Remote calibration is carried out with the help of a client service architecture, where the DUT (instrument to be calibrated) and the calibrating device are situated in the same location and connected to the client network. The client system receives commands from the server run by the calibration laboratories which is sent to the devices through the preferred interface. It scans the instrument reading and transmits it to the server over an active Internet connection. All operations required to prepare the calibration certificate are performed by the server.
So, why is it that this possibility has not been exploited yet? What could be the possible remote calibration challenges?
There is a huge subset of legality issues associated with remote calibration. As we discussed before to carry out this process, we would require open communication channels with the instrument, and this poses huge risks. It makes it easier to hack and can question the entire accuracy of the process.

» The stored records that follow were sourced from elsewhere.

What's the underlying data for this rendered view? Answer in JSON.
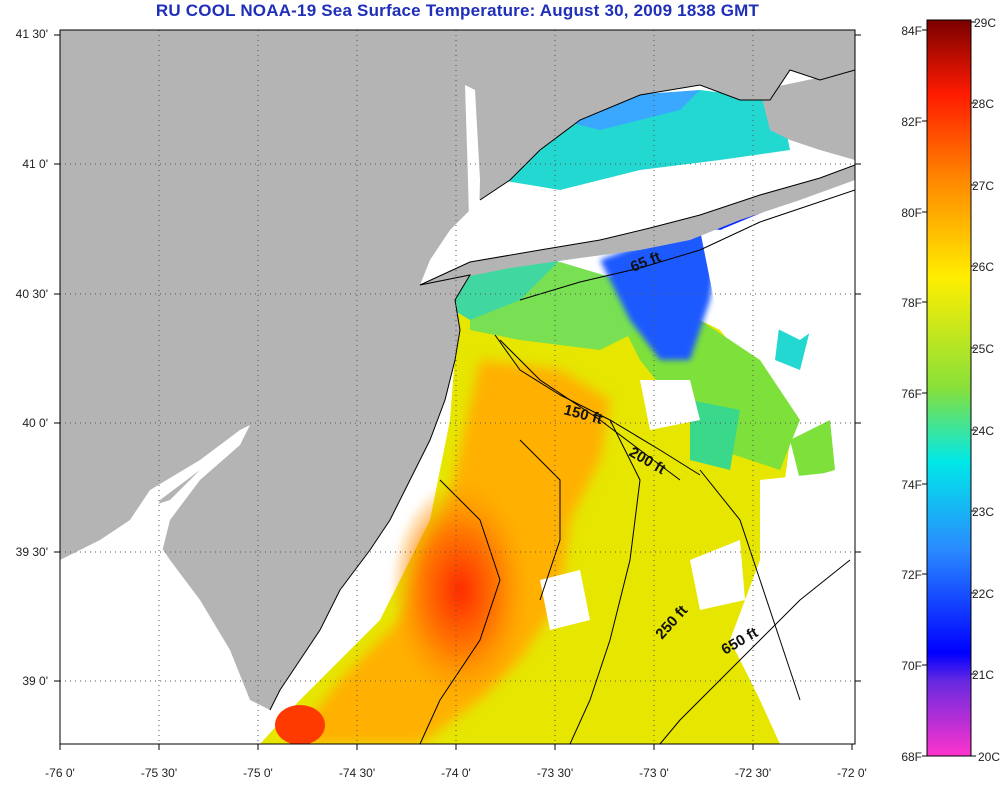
{
  "title": "RU COOL  NOAA-19  Sea Surface Temperature:  August 30, 2009 1838 GMT",
  "axes": {
    "y_labels": [
      "41 30'",
      "41 0'",
      "40 30'",
      "40 0'",
      "39 30'",
      "39 0'"
    ],
    "x_labels": [
      "-76 0'",
      "-75 30'",
      "-75 0'",
      "-74 30'",
      "-74 0'",
      "-73 30'",
      "-73 0'",
      "-72 30'",
      "-72 0'"
    ]
  },
  "colorbar": {
    "fahrenheit": [
      "84F",
      "82F",
      "80F",
      "78F",
      "76F",
      "74F",
      "72F",
      "70F",
      "68F"
    ],
    "celsius": [
      "29C",
      "28C",
      "27C",
      "26C",
      "25C",
      "24C",
      "23C",
      "22C",
      "21C",
      "20C"
    ],
    "colors": [
      "#7a0000",
      "#ff1a00",
      "#ff9a00",
      "#ffff00",
      "#7ee03a",
      "#00e8e8",
      "#2a8aff",
      "#0000ff",
      "#ff33cc"
    ]
  },
  "contours": {
    "labels": [
      "65 ft",
      "150 ft",
      "200 ft",
      "250 ft",
      "650 ft"
    ]
  },
  "colors": {
    "land": "#b4b4b4",
    "cloud": "#ffffff",
    "title": "#1f2fb8"
  }
}
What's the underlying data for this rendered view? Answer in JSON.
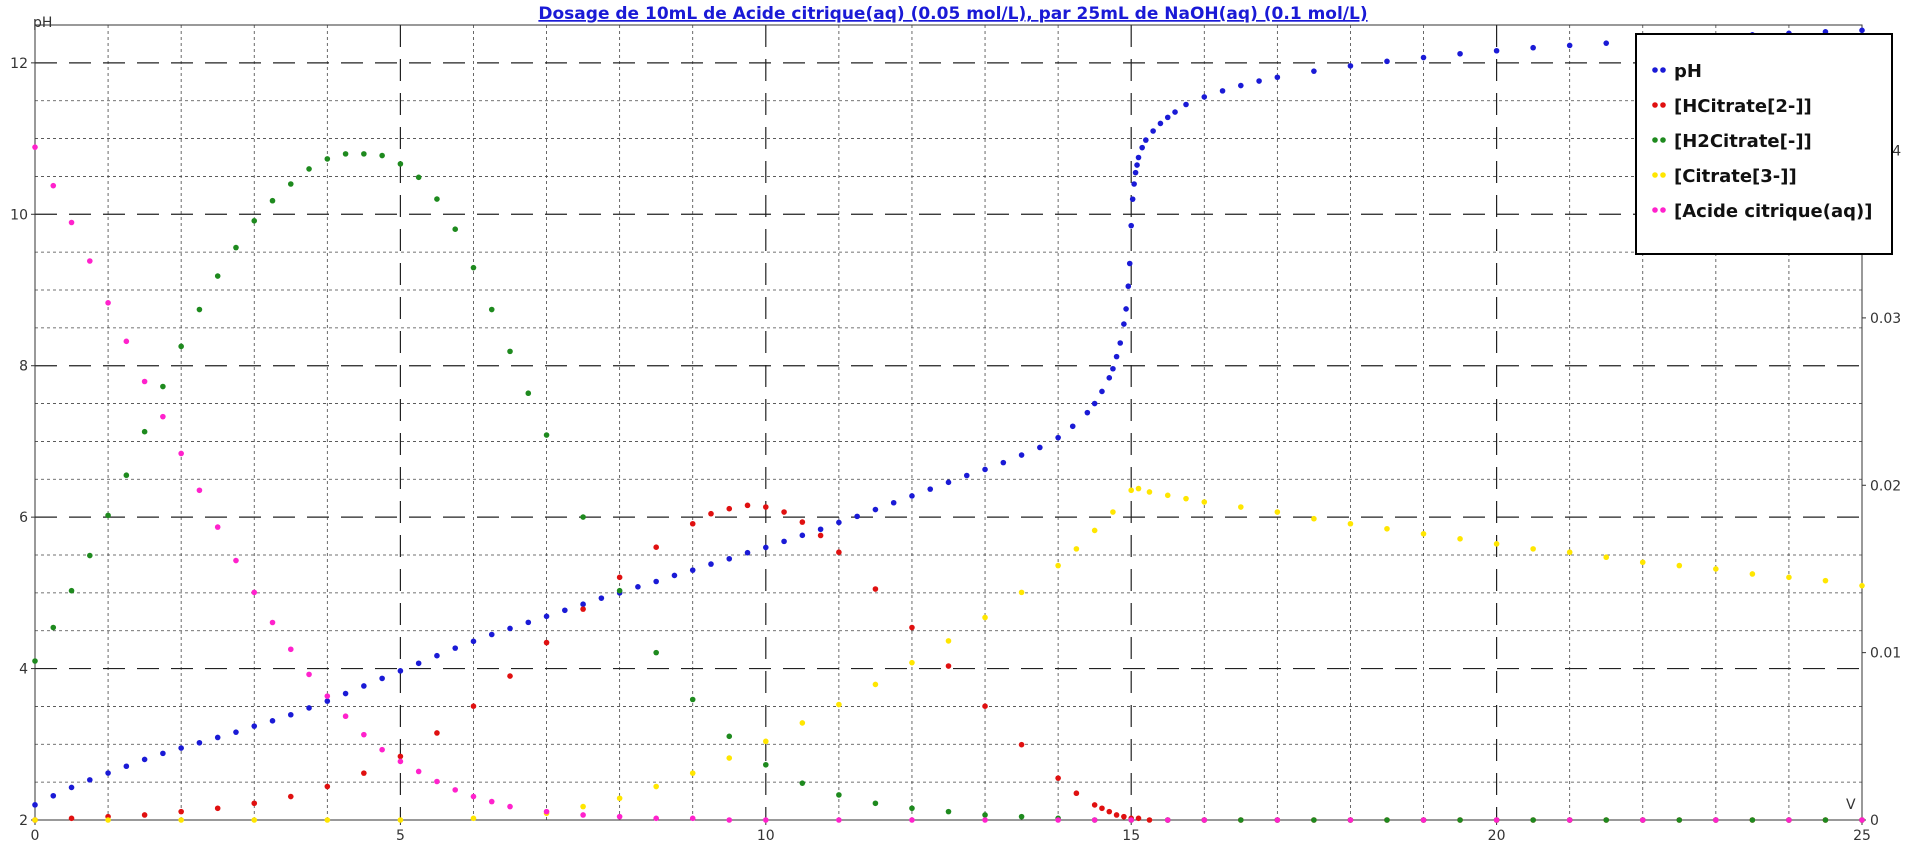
{
  "chart_data": {
    "type": "scatter",
    "title": "Dosage de 10mL de Acide citrique(aq) (0.05 mol/L),  par 25mL  de NaOH(aq) (0.1 mol/L)",
    "xlabel": "V",
    "ylabel": "pH",
    "xlim": [
      0,
      25
    ],
    "ylim": [
      2,
      12.5
    ],
    "y2lim": [
      0,
      0.0475
    ],
    "x_ticks": [
      "0",
      "5",
      "10",
      "15",
      "20",
      "25"
    ],
    "y_ticks": [
      "2",
      "4",
      "6",
      "8",
      "10",
      "12"
    ],
    "y2_ticks": [
      "0",
      "0.01",
      "0.02",
      "0.03",
      "0.04"
    ],
    "grid": true,
    "legend_position": "top-right",
    "series": [
      {
        "name": "pH",
        "axis": "left",
        "color": "#1a1ad6",
        "x": [
          0,
          0.25,
          0.5,
          0.75,
          1,
          1.25,
          1.5,
          1.75,
          2,
          2.25,
          2.5,
          2.75,
          3,
          3.25,
          3.5,
          3.75,
          4,
          4.25,
          4.5,
          4.75,
          5,
          5.25,
          5.5,
          5.75,
          6,
          6.25,
          6.5,
          6.75,
          7,
          7.25,
          7.5,
          7.75,
          8,
          8.25,
          8.5,
          8.75,
          9,
          9.25,
          9.5,
          9.75,
          10,
          10.25,
          10.5,
          10.75,
          11,
          11.25,
          11.5,
          11.75,
          12,
          12.25,
          12.5,
          12.75,
          13,
          13.25,
          13.5,
          13.75,
          14,
          14.2,
          14.4,
          14.5,
          14.6,
          14.7,
          14.75,
          14.8,
          14.85,
          14.9,
          14.93,
          14.96,
          14.98,
          15,
          15.02,
          15.04,
          15.06,
          15.08,
          15.1,
          15.15,
          15.2,
          15.3,
          15.4,
          15.5,
          15.6,
          15.75,
          16,
          16.25,
          16.5,
          16.75,
          17,
          17.5,
          18,
          18.5,
          19,
          19.5,
          20,
          20.5,
          21,
          21.5,
          22,
          22.5,
          23,
          23.5,
          24,
          24.5,
          25
        ],
        "y": [
          2.2,
          2.32,
          2.43,
          2.53,
          2.62,
          2.71,
          2.8,
          2.88,
          2.95,
          3.02,
          3.09,
          3.16,
          3.24,
          3.31,
          3.39,
          3.48,
          3.57,
          3.67,
          3.77,
          3.87,
          3.97,
          4.07,
          4.17,
          4.27,
          4.36,
          4.45,
          4.53,
          4.61,
          4.69,
          4.77,
          4.85,
          4.93,
          5.0,
          5.08,
          5.15,
          5.23,
          5.3,
          5.38,
          5.45,
          5.53,
          5.6,
          5.68,
          5.76,
          5.84,
          5.93,
          6.01,
          6.1,
          6.19,
          6.28,
          6.37,
          6.46,
          6.55,
          6.63,
          6.72,
          6.82,
          6.92,
          7.05,
          7.2,
          7.38,
          7.5,
          7.66,
          7.84,
          7.96,
          8.12,
          8.3,
          8.55,
          8.75,
          9.05,
          9.35,
          9.85,
          10.2,
          10.4,
          10.55,
          10.65,
          10.75,
          10.88,
          10.98,
          11.1,
          11.2,
          11.28,
          11.35,
          11.45,
          11.55,
          11.63,
          11.7,
          11.76,
          11.81,
          11.89,
          11.96,
          12.02,
          12.07,
          12.12,
          12.16,
          12.2,
          12.23,
          12.26,
          12.29,
          12.32,
          12.34,
          12.37,
          12.39,
          12.41,
          12.43
        ]
      },
      {
        "name": "[HCitrate[2-]]",
        "axis": "right",
        "color": "#e01010",
        "x": [
          0,
          0.5,
          1,
          1.5,
          2,
          2.5,
          3,
          3.5,
          4,
          4.5,
          5,
          5.5,
          6,
          6.5,
          7,
          7.5,
          8,
          8.5,
          9,
          9.25,
          9.5,
          9.75,
          10,
          10.25,
          10.5,
          10.75,
          11,
          11.5,
          12,
          12.5,
          13,
          13.5,
          14,
          14.25,
          14.5,
          14.6,
          14.7,
          14.8,
          14.9,
          15,
          15.1,
          15.25,
          15.5,
          16,
          16.5,
          17,
          17.5,
          18,
          18.5,
          19,
          19.5,
          20,
          20.5,
          21,
          21.5,
          22,
          22.5,
          23,
          23.5,
          24,
          24.5,
          25
        ],
        "y": [
          0,
          0.0001,
          0.0002,
          0.0003,
          0.0005,
          0.0007,
          0.001,
          0.0014,
          0.002,
          0.0028,
          0.0038,
          0.0052,
          0.0068,
          0.0086,
          0.0106,
          0.0126,
          0.0145,
          0.0163,
          0.0177,
          0.0183,
          0.0186,
          0.0188,
          0.0187,
          0.0184,
          0.0178,
          0.017,
          0.016,
          0.0138,
          0.0115,
          0.0092,
          0.0068,
          0.0045,
          0.0025,
          0.0016,
          0.0009,
          0.0007,
          0.0005,
          0.0003,
          0.0002,
          0.0001,
          0.0001,
          0,
          0,
          0,
          0,
          0,
          0,
          0,
          0,
          0,
          0,
          0,
          0,
          0,
          0,
          0,
          0,
          0,
          0,
          0,
          0,
          0
        ]
      },
      {
        "name": "[H2Citrate[-]]",
        "axis": "right",
        "color": "#1e8a1e",
        "x": [
          0,
          0.25,
          0.5,
          0.75,
          1,
          1.25,
          1.5,
          1.75,
          2,
          2.25,
          2.5,
          2.75,
          3,
          3.25,
          3.5,
          3.75,
          4,
          4.25,
          4.5,
          4.75,
          5,
          5.25,
          5.5,
          5.75,
          6,
          6.25,
          6.5,
          6.75,
          7,
          7.5,
          8,
          8.5,
          9,
          9.5,
          10,
          10.5,
          11,
          11.5,
          12,
          12.5,
          13,
          13.5,
          14,
          14.5,
          15,
          15.5,
          16,
          16.5,
          17,
          17.5,
          18,
          18.5,
          19,
          19.5,
          20,
          20.5,
          21,
          21.5,
          22,
          22.5,
          23,
          23.5,
          24,
          24.5,
          25
        ],
        "y": [
          0.0095,
          0.0115,
          0.0137,
          0.0158,
          0.0182,
          0.0206,
          0.0232,
          0.0259,
          0.0283,
          0.0305,
          0.0325,
          0.0342,
          0.0358,
          0.037,
          0.038,
          0.0389,
          0.0395,
          0.0398,
          0.0398,
          0.0397,
          0.0392,
          0.0384,
          0.0371,
          0.0353,
          0.033,
          0.0305,
          0.028,
          0.0255,
          0.023,
          0.0181,
          0.0137,
          0.01,
          0.0072,
          0.005,
          0.0033,
          0.0022,
          0.0015,
          0.001,
          0.0007,
          0.0005,
          0.0003,
          0.0002,
          0.0001,
          0,
          0,
          0,
          0,
          0,
          0,
          0,
          0,
          0,
          0,
          0,
          0,
          0,
          0,
          0,
          0,
          0,
          0,
          0,
          0,
          0,
          0
        ]
      },
      {
        "name": "[Citrate[3-]]",
        "axis": "right",
        "color": "#ffe600",
        "x": [
          0,
          1,
          2,
          3,
          4,
          5,
          6,
          7,
          7.5,
          8,
          8.5,
          9,
          9.5,
          10,
          10.5,
          11,
          11.5,
          12,
          12.5,
          13,
          13.5,
          14,
          14.25,
          14.5,
          14.75,
          15,
          15.1,
          15.25,
          15.5,
          15.75,
          16,
          16.5,
          17,
          17.5,
          18,
          18.5,
          19,
          19.5,
          20,
          20.5,
          21,
          21.5,
          22,
          22.5,
          23,
          23.5,
          24,
          24.5,
          25
        ],
        "y": [
          0,
          0,
          0,
          0,
          0,
          0,
          0.0001,
          0.0004,
          0.0008,
          0.0013,
          0.002,
          0.0028,
          0.0037,
          0.0047,
          0.0058,
          0.0069,
          0.0081,
          0.0094,
          0.0107,
          0.0121,
          0.0136,
          0.0152,
          0.0162,
          0.0173,
          0.0184,
          0.0197,
          0.0198,
          0.0196,
          0.0194,
          0.0192,
          0.019,
          0.0187,
          0.0184,
          0.018,
          0.0177,
          0.0174,
          0.0171,
          0.0168,
          0.0165,
          0.0162,
          0.016,
          0.0157,
          0.0154,
          0.0152,
          0.015,
          0.0147,
          0.0145,
          0.0143,
          0.014
        ]
      },
      {
        "name": "[Acide citrique(aq)]",
        "axis": "right",
        "color": "#ff22cc",
        "x": [
          0,
          0.25,
          0.5,
          0.75,
          1,
          1.25,
          1.5,
          1.75,
          2,
          2.25,
          2.5,
          2.75,
          3,
          3.25,
          3.5,
          3.75,
          4,
          4.25,
          4.5,
          4.75,
          5,
          5.25,
          5.5,
          5.75,
          6,
          6.25,
          6.5,
          7,
          7.5,
          8,
          8.5,
          9,
          9.5,
          10,
          11,
          12,
          13,
          14,
          14.5,
          15,
          15.5,
          16,
          17,
          18,
          19,
          20,
          21,
          22,
          23,
          24,
          25
        ],
        "y": [
          0.0402,
          0.0379,
          0.0357,
          0.0334,
          0.0309,
          0.0286,
          0.0262,
          0.0241,
          0.0219,
          0.0197,
          0.0175,
          0.0155,
          0.0136,
          0.0118,
          0.0102,
          0.0087,
          0.0074,
          0.0062,
          0.0051,
          0.0042,
          0.0035,
          0.0029,
          0.0023,
          0.0018,
          0.0014,
          0.0011,
          0.0008,
          0.0005,
          0.0003,
          0.0002,
          0.0001,
          0.0001,
          0,
          0,
          0,
          0,
          0,
          0,
          0,
          0,
          0,
          0,
          0,
          0,
          0,
          0,
          0,
          0,
          0,
          0,
          0
        ]
      }
    ]
  }
}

2. Lack of accessible, affordable communication technology
Even with huge developments in IoT, a huge number of instruments that require calibration are small. The entire cost of calibration itself is sometimes costlier than the instruments themselves. The majority of existing instruments do not facilitate built-in hardware enabled for communication, which makes the remote calibration process harder to implement.
Now, let us talk about the existing ideas to incorporate a simple remote calibration methodology. A paper published on a generic environment for internet calibrated environment discusses a simple architecture with which remote calibration is deemed successful and addresses various ways in which security of the entire process is maintained. The paper puts forth security protocols to be maintained between the laboratory and the manufacturer which in turn circumvents the problem of safety in both software and hardware.
Even with the current limitations posed in calibrating from a distance, it is an avenue that has huge growth potential and will soon overtake the field leading to easier mechanisms that can even address the problem of dearth of skilled employment in this field.
An industry that is rapidly evolving and calibrating from a distance is now not so far away!